Vielleicht waren wir genau deshalb so enge Freunde geworden.
Wir brauchten nicht viele Worte, um einander zu verstehen.
Der Jahrmarkt war nicht weit vom Café entfernt und so setzten wir uns noch kurz auf eine Parkbank, um den letzten Rest unseres Falafels zu essen, händchenhaltende Pärchen beobachtend, die kamen und gingen. Ein junges Mädchen trug einen riesigen, rosafarbenen Teddybären im Arm und ein schüchternes Lächeln im Gesicht. Neben ihr her lief ihr Date, ebenso jung wie sie und mit hochrotem Kopf.
Als ich sah, wie er versuchte, unsicher seinen Arm um sie zu legen, huschte ein Lächeln über mein Gesicht.
Als hätte Matt meinen Gedanken erraten, fragte er „Erinnerst du dich noch an dein erstes Date?"
Das Lächeln gefror auf meinem Gesicht. Schlagartig.
„Nein" antwortete ich knapp, in der Hoffnung er würde das Thema fallen lassen. Natürlich tat er das nicht.

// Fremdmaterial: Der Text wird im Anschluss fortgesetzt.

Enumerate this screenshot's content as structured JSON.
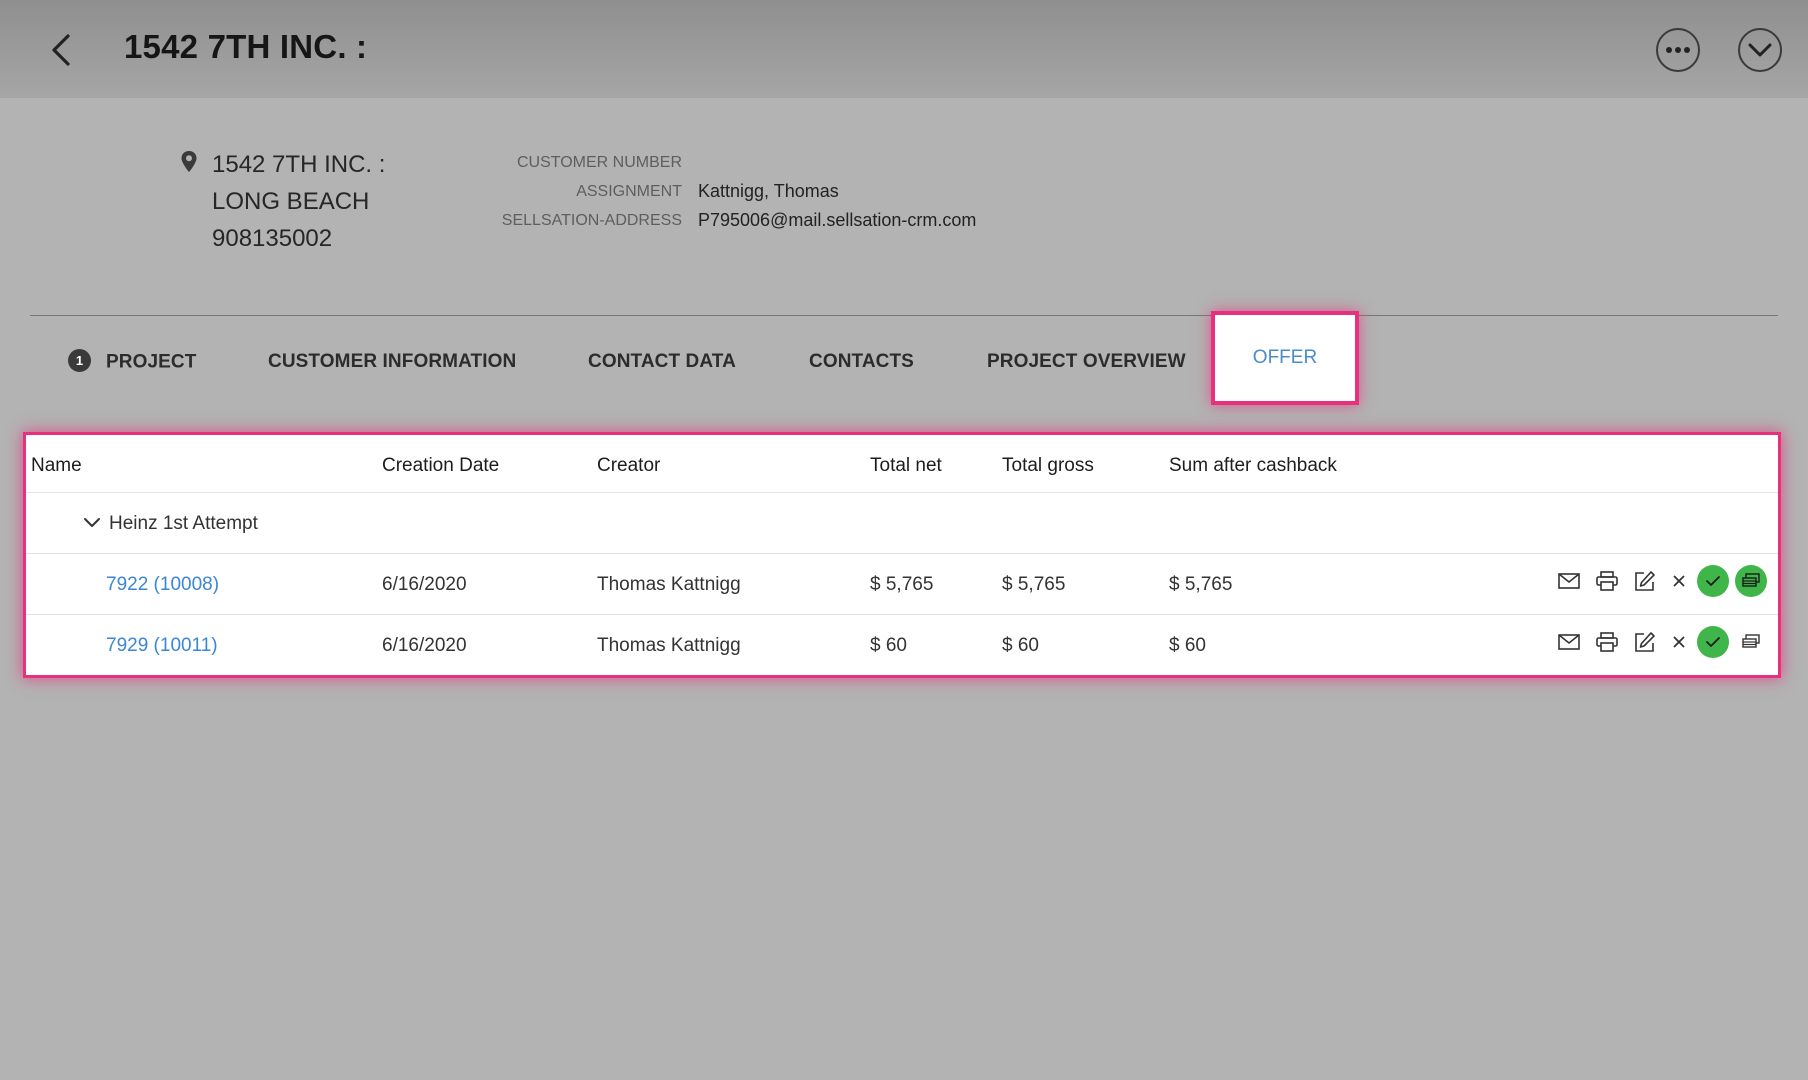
{
  "header": {
    "title": "1542 7TH INC. :"
  },
  "address": {
    "lines": [
      "1542 7TH INC. :",
      "LONG BEACH",
      "908135002"
    ]
  },
  "info": {
    "customer_number_label": "CUSTOMER NUMBER",
    "customer_number_value": "",
    "assignment_label": "ASSIGNMENT",
    "assignment_value": "Kattnigg, Thomas",
    "sellsation_label": "SELLSATION-ADDRESS",
    "sellsation_value": "P795006@mail.sellsation-crm.com"
  },
  "tabs": {
    "project_badge": "1",
    "project": "PROJECT",
    "customer_information": "CUSTOMER INFORMATION",
    "contact_data": "CONTACT DATA",
    "contacts": "CONTACTS",
    "project_overview": "PROJECT OVERVIEW",
    "offer": "OFFER"
  },
  "table": {
    "columns": [
      "Name",
      "Creation Date",
      "Creator",
      "Total net",
      "Total gross",
      "Sum after cashback"
    ],
    "group": "Heinz 1st Attempt",
    "rows": [
      {
        "name": "7922 (10008)",
        "date": "6/16/2020",
        "creator": "Thomas Kattnigg",
        "net": "$ 5,765",
        "gross": "$ 5,765",
        "cashback": "$ 5,765"
      },
      {
        "name": "7929 (10011)",
        "date": "6/16/2020",
        "creator": "Thomas Kattnigg",
        "net": "$ 60",
        "gross": "$ 60",
        "cashback": "$ 60"
      }
    ]
  },
  "colors": {
    "accent": "#e8307f",
    "link": "#3b86d6",
    "success": "#3fb54a"
  },
  "icons": [
    "chevron-left-icon",
    "more-dots-icon",
    "chevron-down-icon",
    "location-pin-icon",
    "mail-icon",
    "print-icon",
    "edit-icon",
    "close-icon",
    "check-icon",
    "stack-icon"
  ]
}
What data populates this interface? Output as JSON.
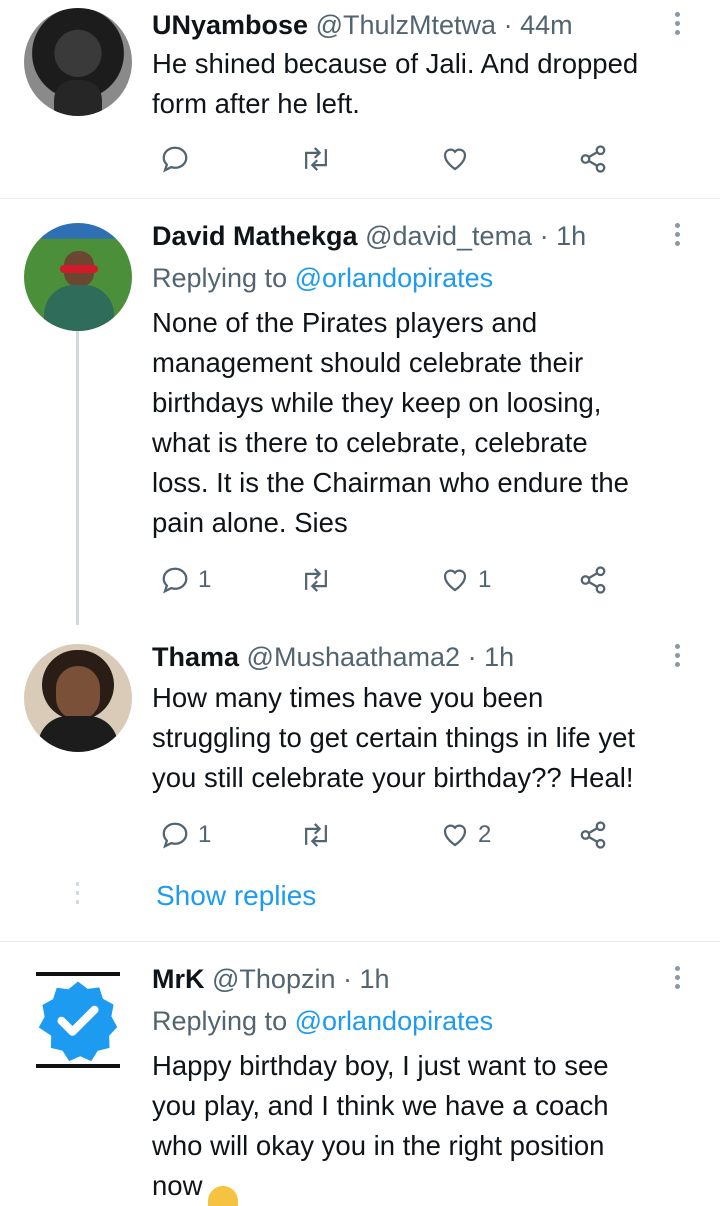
{
  "tweets": [
    {
      "name": "UNyambose",
      "handle": "@ThulzMtetwa",
      "time": "44m",
      "lines": [
        "He shined because of Jali. And dropped",
        "form after he left."
      ],
      "replies": "",
      "likes": ""
    },
    {
      "name": "David Mathekga",
      "handle": "@david_tema",
      "time": "1h",
      "replying_prefix": "Replying to",
      "replying_to": "@orlandopirates",
      "lines": [
        "None of the Pirates players and",
        "management should celebrate their",
        "birthdays while they keep on loosing,",
        "what is there to celebrate, celebrate",
        "loss. It is the Chairman who endure the",
        "pain alone. Sies"
      ],
      "replies": "1",
      "likes": "1"
    },
    {
      "name": "Thama",
      "handle": "@Mushaathama2",
      "time": "1h",
      "lines": [
        "How many times have you been",
        "struggling to get certain things in life yet",
        "you still celebrate your birthday?? Heal!"
      ],
      "replies": "1",
      "likes": "2"
    },
    {
      "name": "MrK",
      "handle": "@Thopzin",
      "time": "1h",
      "replying_prefix": "Replying to",
      "replying_to": "@orlandopirates",
      "lines": [
        "Happy birthday boy, I just want to see",
        "you play, and I think we have a coach",
        "who will okay you in the right position",
        "now"
      ]
    }
  ],
  "show_replies": "Show replies",
  "separator": "·",
  "icons": {
    "reply": "reply-icon",
    "retweet": "retweet-icon",
    "like": "heart-icon",
    "share": "share-icon",
    "more": "more-options-icon"
  },
  "colors": {
    "link": "#1d9bf0",
    "muted": "#536471",
    "text": "#0f1419",
    "verified": "#1d9bf0"
  }
}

„Nein? Also hast du es vergessen?" Ungläubigkeit schwang in seiner Stimme mit und ich begann mich unter seinem fragenden Blick zu winden.

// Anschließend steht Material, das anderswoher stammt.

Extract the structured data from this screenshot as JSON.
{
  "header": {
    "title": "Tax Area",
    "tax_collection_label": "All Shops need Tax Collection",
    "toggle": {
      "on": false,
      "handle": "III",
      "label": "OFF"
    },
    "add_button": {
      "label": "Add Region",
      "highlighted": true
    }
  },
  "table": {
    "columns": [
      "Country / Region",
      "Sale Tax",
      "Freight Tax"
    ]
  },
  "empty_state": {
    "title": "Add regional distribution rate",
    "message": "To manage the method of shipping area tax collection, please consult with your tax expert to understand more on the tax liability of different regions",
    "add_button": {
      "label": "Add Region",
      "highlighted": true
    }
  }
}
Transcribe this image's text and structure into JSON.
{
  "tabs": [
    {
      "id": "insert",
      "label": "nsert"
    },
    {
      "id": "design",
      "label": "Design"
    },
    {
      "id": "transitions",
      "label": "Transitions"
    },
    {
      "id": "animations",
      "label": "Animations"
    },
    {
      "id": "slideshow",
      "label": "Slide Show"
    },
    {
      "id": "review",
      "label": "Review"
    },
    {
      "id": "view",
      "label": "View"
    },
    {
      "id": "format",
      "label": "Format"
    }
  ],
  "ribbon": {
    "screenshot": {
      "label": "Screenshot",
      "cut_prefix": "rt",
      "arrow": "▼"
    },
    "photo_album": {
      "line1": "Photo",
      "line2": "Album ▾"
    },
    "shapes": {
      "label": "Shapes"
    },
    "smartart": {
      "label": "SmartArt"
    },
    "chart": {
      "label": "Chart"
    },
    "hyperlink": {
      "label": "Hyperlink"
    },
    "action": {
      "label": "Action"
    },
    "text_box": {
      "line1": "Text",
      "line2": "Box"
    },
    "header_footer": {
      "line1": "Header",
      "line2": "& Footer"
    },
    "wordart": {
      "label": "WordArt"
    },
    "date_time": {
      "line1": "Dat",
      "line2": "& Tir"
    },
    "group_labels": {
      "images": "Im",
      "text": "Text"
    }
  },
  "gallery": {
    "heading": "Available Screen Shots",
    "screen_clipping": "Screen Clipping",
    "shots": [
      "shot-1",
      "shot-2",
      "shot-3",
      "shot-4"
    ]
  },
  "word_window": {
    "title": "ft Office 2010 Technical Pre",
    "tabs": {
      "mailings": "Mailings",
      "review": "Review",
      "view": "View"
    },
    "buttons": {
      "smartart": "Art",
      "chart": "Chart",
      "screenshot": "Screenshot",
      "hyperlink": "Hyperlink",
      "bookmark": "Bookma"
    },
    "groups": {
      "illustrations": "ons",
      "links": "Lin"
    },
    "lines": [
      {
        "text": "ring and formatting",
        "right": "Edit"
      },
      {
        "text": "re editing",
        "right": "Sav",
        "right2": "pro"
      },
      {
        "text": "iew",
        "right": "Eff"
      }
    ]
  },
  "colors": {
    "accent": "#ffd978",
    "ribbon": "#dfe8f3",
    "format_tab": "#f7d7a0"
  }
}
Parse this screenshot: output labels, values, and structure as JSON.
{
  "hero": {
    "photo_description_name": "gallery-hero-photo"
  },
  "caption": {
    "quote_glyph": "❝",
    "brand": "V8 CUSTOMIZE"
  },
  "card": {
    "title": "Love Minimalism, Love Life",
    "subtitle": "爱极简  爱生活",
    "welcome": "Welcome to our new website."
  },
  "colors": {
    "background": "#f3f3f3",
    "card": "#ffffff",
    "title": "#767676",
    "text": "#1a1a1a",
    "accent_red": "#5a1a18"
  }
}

Doch er wäre nicht Matt, wenn er mein Unbehagen nicht gespürt hätte. Behutsam legte er mir eine Hand aufs Knie und drückte sanft zu.
„Ewa, was ist los? Willst du mir davon erzählen?"
Schweigend, die Lippen zu einem schmalen Strich aufeinandergepresst, schüttelte ich den Kopf. Eine knappe, schwache Bewegung.
Zu mehr fühlte ich mich nicht imstande. Mein Körper hatte sich versteift, krampfhaft durchforstete ich mein Gehirn nach möglichen Auswegen. Glaubhaften Ausreden. Nach irgendetwas, dass mich aus dieser Situation holen konnte. Doch da war nichts. Meine Reaktion hatte mich verraten.
Etwas musste ich ihm geben. Denn wenn Menschen erst einmal spürten, dass es etwas gab, dass dich belastete, dann würden sie auf Dauer nicht lockerlassen.
Matt würde von nun an aufmerksamer sein, immer wieder Fragen stellen und versuchen hinter das zu kommen, dass mich belastete.
Das taten Freunde, denn sie wollten einander helfen. Ich verstand das. Man wollte seinem Freund die Last von den Schultern nehmen. Für ihn da sein.
Doch genau da lag mein Problem. Niemand sollte für mich da sein. Niemand konnte für mich da sein.
Doch etwas musste ich ihm geben. Wie viel konnte ich preisgeben, ohne zu viel zu verraten?
Ich atmete tief ein und sammelte meinen Mut, dennoch kamen mir die Worte nur schwer über die Lippen.
„Ich hatte nie sowas wie ein richtiges Date."
Jetzt war es raus. Nie zuvor hatte ich jemandem davon erzählt. Der Schmerz war immer mein Geheimnis gewesen.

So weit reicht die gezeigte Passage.